Grünberg was born in Pilsen, Bohemia, which at the time was in the German-occupied Protectorate of Bohemia and Moravia (now the Czech Republic) to the Sudeten German family of Anna and Feodor A. Grünberg which first lived in Dysina (Dýšina) to the East of Pilsen. Peter Grünberg is a Catholic

After the war, the family was interned; the parents were brought to a camp. His father, a Russia-born engineer who since 1928 had worked for Škoda, died on 27 November 1945 in Czech imprisonment and is buried in a mass grave in Pilsen which is also inscribed with Grünberg Theodor † 27. November 1945. His mother Anna (who died in 2002 aged 100) had to work in agriculture and stayed with her parents in the Petermann house in Untersekerschan (Dolní Sekyřany), where her children (a sister was born in 1937) were brought later. The remaining Grünberg family, like almost all Germans, was expelled from Czechoslovakia in 1946. Seven-year-old Peter came to Lauterbach, Hesse where he attended gymnasium.

Grünberg received his intermediate diploma in 1962 from the Johann Wolfgang Goethe University in Frankfurt.

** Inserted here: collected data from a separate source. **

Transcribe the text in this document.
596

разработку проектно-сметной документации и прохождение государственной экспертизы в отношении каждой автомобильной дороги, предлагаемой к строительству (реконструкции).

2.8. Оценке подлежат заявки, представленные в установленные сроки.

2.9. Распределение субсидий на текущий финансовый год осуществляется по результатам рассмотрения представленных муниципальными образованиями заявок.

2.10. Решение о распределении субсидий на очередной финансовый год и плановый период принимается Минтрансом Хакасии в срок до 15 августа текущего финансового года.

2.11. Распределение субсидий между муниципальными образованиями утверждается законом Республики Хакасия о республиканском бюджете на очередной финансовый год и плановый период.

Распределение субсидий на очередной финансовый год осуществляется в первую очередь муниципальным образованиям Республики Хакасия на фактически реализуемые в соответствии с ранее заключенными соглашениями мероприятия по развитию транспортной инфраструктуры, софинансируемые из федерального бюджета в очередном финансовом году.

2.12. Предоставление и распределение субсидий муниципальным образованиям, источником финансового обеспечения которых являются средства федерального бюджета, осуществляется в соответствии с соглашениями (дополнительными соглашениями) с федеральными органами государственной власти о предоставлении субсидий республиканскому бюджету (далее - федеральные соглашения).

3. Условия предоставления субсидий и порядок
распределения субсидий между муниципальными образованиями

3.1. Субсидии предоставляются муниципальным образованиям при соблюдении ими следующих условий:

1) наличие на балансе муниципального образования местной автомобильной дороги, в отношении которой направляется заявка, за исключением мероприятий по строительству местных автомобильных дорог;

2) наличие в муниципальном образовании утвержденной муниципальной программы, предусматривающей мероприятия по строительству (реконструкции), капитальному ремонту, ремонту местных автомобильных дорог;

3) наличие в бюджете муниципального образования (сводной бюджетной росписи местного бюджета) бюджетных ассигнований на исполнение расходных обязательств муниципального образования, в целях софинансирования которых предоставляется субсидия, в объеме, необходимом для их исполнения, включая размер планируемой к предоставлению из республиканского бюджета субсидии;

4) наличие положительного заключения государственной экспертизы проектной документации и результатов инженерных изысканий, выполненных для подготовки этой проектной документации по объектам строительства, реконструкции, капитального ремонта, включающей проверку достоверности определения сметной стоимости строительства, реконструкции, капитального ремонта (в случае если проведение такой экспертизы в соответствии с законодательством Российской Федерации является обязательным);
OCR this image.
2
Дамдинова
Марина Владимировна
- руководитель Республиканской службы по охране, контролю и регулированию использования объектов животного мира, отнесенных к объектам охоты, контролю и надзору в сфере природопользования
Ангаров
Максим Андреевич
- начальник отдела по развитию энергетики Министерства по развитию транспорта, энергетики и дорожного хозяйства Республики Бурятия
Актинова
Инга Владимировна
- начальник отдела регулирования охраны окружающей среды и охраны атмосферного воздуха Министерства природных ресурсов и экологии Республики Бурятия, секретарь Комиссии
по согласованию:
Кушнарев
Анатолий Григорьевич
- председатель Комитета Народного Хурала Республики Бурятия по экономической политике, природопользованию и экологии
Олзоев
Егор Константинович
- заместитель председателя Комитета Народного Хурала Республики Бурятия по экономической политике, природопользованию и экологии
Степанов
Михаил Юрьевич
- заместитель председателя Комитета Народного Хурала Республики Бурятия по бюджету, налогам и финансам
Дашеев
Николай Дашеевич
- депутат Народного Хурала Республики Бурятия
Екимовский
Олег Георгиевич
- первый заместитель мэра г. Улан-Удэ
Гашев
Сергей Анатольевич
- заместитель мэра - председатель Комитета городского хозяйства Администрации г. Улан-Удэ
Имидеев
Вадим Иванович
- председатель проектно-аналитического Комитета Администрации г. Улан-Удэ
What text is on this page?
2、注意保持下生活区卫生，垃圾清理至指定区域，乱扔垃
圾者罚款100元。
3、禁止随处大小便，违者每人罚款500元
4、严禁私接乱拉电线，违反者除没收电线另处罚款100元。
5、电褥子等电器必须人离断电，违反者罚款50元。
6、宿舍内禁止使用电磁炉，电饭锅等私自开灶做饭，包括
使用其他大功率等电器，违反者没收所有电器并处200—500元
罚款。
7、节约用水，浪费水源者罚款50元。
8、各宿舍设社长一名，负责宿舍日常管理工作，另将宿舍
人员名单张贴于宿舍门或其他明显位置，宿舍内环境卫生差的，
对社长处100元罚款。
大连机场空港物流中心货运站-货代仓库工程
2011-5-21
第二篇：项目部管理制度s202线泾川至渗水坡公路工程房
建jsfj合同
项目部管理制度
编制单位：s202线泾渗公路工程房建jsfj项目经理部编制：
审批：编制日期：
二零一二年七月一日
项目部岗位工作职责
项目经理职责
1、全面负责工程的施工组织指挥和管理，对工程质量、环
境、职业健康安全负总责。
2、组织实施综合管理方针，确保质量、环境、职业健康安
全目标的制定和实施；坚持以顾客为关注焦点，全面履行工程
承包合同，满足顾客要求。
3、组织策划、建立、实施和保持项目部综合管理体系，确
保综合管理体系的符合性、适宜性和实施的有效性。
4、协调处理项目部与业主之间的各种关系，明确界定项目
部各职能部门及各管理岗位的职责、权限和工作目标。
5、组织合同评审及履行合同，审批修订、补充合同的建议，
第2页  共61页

He then attended the Darmstadt University of Technology, where he received his diploma in physics in 1966 and his Ph.D. in 1969. From 1969 to 1972, he did postdoctoral work at Carleton University in Ottawa, Canada. He later joined the Institute for Solid State Physics at Forschungszentrum Jülich, where he became a leading researcher in the field of thin film and multilayer magnetism until his retirement in 2004.